The units on parade were 201 Overseas (Guernsey) Squadron, Air Training Corps, the Elizabeth College Combined Cadet Force, the Guernsey Detachment Army Cadet Force, the Guernsey Sea Cadets, the Guernsey Standards Party, the Royal British Legion, the Guernsey Veterans, and the Boys’ Brigade Band.
The Lt-Governor, Vice Admiral Sir Ian Corder, and the Bailiff, Richard McMahon, inspected the parade in Church Square, in front of a crowd of onlookers.
The Battle of Britain is remembered because it was regarded as having changed the course of the Second World War.
Germany was trying to force Britain to agree a negotiated peace settlement, but on 15 September 1940, RAF Fighter Command claimed what proved to be a decisive victory over the Nazis.
On that day, two massive waves of German attacks were fought off while 60 German and 26 RAF planes were shot down.
The national anthem was played in Church Square to honour the fallen.
Noah Purdue, an 18-year-old flight sergeant with the air cadets, said it was a special event to be part of.
‘I spoke to the Bailiff and the Lt-Governor, they asked me how long I’d been in the cadets, and I spoke to the Lt-Governor about his flying.
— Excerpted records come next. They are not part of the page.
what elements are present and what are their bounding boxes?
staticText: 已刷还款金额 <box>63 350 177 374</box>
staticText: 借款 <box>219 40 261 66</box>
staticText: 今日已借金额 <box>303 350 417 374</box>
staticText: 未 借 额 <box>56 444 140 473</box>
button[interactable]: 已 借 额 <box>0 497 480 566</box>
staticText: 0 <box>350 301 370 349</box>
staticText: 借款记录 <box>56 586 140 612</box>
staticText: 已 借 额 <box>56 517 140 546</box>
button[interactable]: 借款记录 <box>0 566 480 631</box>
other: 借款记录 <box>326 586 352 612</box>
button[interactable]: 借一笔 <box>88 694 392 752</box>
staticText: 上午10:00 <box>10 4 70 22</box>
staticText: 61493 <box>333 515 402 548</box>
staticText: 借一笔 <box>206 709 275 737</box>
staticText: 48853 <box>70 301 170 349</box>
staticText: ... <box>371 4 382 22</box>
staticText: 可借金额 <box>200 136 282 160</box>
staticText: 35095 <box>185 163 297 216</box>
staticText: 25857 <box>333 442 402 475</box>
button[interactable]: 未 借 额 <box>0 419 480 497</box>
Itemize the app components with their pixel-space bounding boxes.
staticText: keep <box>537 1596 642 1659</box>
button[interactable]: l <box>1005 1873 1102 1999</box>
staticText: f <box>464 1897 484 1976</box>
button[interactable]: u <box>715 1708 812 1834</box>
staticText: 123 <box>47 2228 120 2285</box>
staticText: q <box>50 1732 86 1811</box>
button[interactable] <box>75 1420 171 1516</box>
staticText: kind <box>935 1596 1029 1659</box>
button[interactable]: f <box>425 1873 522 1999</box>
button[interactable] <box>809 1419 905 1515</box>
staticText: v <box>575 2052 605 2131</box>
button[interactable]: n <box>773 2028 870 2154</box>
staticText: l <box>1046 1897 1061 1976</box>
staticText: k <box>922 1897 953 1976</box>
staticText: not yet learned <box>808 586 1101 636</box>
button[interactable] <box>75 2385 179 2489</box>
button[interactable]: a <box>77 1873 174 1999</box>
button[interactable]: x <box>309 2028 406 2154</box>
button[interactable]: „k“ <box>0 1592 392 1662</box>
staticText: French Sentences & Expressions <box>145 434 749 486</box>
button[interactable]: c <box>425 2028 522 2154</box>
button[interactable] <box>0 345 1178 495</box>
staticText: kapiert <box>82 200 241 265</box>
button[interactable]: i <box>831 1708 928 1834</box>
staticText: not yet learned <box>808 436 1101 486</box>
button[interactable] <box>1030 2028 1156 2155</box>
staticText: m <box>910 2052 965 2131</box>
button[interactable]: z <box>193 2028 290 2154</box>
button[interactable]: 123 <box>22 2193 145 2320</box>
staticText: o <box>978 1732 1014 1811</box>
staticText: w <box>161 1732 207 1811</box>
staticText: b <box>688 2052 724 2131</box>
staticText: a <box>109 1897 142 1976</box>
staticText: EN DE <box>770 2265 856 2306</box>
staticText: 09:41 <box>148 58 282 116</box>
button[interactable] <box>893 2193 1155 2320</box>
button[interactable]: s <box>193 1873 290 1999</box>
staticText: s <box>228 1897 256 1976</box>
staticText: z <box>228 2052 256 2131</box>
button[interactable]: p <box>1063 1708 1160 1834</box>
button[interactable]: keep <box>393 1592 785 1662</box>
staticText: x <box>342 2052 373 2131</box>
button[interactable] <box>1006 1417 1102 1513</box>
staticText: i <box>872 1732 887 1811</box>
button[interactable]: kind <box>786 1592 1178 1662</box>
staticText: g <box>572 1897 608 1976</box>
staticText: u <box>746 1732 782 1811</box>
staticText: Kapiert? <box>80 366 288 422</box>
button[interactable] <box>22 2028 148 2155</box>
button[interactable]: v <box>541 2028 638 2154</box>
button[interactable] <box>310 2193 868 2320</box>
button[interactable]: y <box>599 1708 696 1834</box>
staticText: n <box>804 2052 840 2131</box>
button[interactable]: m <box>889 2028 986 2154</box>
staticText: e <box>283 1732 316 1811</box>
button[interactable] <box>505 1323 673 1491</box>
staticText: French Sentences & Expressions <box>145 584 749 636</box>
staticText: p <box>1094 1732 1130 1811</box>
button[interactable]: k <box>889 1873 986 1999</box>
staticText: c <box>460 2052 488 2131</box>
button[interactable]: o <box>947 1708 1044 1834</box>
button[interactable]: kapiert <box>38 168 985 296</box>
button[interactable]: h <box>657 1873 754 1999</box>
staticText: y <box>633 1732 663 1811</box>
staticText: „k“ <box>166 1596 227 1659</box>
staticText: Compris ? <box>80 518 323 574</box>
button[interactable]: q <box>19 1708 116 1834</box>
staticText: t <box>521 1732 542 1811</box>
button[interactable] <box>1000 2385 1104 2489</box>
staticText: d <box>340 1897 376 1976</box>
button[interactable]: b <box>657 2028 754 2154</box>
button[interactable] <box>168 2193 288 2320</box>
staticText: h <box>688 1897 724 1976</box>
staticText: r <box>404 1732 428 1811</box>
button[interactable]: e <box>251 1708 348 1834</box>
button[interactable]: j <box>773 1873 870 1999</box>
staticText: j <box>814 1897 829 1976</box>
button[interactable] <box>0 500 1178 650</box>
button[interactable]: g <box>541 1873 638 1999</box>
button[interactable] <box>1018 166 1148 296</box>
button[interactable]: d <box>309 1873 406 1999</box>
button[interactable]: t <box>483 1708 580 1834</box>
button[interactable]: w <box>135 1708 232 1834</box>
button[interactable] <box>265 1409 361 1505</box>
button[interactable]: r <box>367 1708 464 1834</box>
I’ve done my first solo flight so they spoke about my badge.’
Ellie Dufty, sergeant with the air cadets, said it was important to reflect on the contribution of servicemen and women.
‘This is my second year being the escort for 201 Squadron and it’s a really nice experience to be at the front.
‘It was nice to give a cadet the opportunity to do that.
‘It’s a privilege to remember all the people who died in the Battle of Britain and the sacrifices their families made, so it was amazing to be able to honour to that. I’m also a Lt-Governor’s cadet, so I’ve met him before, so he said hi and said our squadron looked very smart.’